Video footage and photos of the incident show portions of the granite structure in ruins.
Crews came to level the remaining standing parts of the structure in the evening, reported 11Alive.
Built in 1980 in rural Elbert County, the Guidestones are a megalithic-inspired monument that called for the world’s population to remain under 500 million. It’s not clear who exactly built the Guidestones, and public records say that a man named Robert C. Christian, or R.C. Christian, had them constructed on behalf of a “small group of loyal Americans.”
The stones should be capable of “withstanding catastrophic events” and would serve as a compass, calendar, and a clock, according to a Wired magazine article published in 2009.
The stones’ messages were translated into English, Spanish, Swahili, Hindi, Hebrew, Arabic, Chinese, and Russian.
As for the messages, some have speculated that they advocate for eugenics, population control, globalism, and a worldwide government. The first two messages say: “Maintain humanity under 500,000,000 in perpetual balance with nature, guide reproduction wisely—improving fitness and diversity,” and “unite humanity with a living new language.”
Wyatt Martin, president of the Granite City Bank—which helped construct the Guidestones—said he was the only one to have met Christian in person. Martin told the magazine that Robert Christian wasn’t his real name and the man had told Martin to destroy all records and documents related to the project, and not disclose that information to anyone else.
“This fella showed up he was wearing a very nice, expensive suit, which made me take him a little more seriously.
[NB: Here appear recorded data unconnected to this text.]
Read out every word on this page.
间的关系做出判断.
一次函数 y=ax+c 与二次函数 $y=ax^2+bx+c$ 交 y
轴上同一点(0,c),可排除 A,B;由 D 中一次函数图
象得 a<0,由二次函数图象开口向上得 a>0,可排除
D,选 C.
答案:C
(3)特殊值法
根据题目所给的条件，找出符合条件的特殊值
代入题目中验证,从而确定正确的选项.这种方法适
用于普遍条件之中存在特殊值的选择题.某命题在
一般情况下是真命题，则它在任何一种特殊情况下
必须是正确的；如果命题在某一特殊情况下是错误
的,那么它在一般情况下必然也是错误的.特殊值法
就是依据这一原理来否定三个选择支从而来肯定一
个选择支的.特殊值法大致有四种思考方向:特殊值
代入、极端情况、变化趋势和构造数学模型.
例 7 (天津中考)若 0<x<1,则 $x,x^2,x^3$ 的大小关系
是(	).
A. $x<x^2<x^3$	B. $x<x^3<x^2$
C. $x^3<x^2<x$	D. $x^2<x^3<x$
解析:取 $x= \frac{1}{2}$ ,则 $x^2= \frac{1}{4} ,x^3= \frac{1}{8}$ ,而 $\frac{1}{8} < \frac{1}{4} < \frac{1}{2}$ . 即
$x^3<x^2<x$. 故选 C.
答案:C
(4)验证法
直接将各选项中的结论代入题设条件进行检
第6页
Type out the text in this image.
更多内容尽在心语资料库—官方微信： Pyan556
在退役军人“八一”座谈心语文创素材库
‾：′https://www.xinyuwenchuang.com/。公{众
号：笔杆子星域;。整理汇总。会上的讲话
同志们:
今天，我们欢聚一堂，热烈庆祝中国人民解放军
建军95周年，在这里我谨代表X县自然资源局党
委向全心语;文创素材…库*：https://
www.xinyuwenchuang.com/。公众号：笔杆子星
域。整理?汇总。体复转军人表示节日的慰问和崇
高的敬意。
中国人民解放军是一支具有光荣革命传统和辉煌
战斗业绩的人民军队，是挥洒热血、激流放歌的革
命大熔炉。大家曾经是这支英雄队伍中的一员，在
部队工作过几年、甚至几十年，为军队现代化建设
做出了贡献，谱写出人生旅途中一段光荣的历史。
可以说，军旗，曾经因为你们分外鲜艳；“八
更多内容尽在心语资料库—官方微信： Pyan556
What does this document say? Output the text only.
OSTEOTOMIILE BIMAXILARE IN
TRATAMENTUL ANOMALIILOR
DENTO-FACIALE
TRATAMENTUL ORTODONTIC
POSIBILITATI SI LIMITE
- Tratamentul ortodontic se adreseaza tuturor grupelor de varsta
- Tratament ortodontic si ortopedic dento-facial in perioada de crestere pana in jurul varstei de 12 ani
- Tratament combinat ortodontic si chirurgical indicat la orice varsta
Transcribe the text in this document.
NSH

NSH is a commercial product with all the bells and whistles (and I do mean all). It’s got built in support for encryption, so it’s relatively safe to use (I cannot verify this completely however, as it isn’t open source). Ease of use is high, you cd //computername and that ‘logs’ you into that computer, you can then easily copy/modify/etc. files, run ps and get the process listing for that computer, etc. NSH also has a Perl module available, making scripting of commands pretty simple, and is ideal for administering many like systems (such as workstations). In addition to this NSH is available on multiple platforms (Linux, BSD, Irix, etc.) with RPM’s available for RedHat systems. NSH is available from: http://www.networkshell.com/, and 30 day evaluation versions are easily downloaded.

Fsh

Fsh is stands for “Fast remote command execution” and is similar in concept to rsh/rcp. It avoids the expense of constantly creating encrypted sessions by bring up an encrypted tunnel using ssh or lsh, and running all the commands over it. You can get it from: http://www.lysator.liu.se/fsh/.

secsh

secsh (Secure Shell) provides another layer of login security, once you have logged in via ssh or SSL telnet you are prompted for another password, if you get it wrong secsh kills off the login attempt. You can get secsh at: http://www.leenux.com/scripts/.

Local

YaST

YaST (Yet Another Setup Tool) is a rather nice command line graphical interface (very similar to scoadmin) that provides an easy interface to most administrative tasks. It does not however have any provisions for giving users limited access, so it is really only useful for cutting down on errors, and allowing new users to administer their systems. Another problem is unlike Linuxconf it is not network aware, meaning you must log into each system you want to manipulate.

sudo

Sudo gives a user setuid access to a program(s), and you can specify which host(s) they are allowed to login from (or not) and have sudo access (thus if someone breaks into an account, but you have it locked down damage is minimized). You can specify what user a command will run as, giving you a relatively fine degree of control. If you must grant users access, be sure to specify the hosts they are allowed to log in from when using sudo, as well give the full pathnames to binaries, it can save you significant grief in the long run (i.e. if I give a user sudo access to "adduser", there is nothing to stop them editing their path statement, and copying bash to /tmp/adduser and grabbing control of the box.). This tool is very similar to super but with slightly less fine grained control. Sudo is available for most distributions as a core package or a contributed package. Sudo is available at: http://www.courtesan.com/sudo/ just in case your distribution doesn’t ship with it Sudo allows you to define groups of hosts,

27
And he was well-spoken, obviously an educated person,” Martin told Wired.
Martin said that his group, which was not named, had been planning the Guidestones in secret for 20 years and wanted to always remain anonymous.
“And when he told me what it was he and this group wanted to do, I just about fell over,” Martin said. “I told him, ‘I believe you’d be just as well off to take the money and throw it out in the street into the gutters.’ He just sort of looked at me and shook his head, like he felt kinda sorry for me, and said, ‘You don’t understand.'”
Martin also said that “Robert Christian” had the funds and ability to charter a private plane and wanted to spend that weekend scouting locations from the air, according to the interview.
“He said he was going to send the money from different banks across the country,” Martin added, “because he wanted to make sure it couldn’t be traced. He made it clear that he was very serious about secrecy.”
So far, no individual or organization has come forward to take responsibility for commissioning the building of the Guidestones.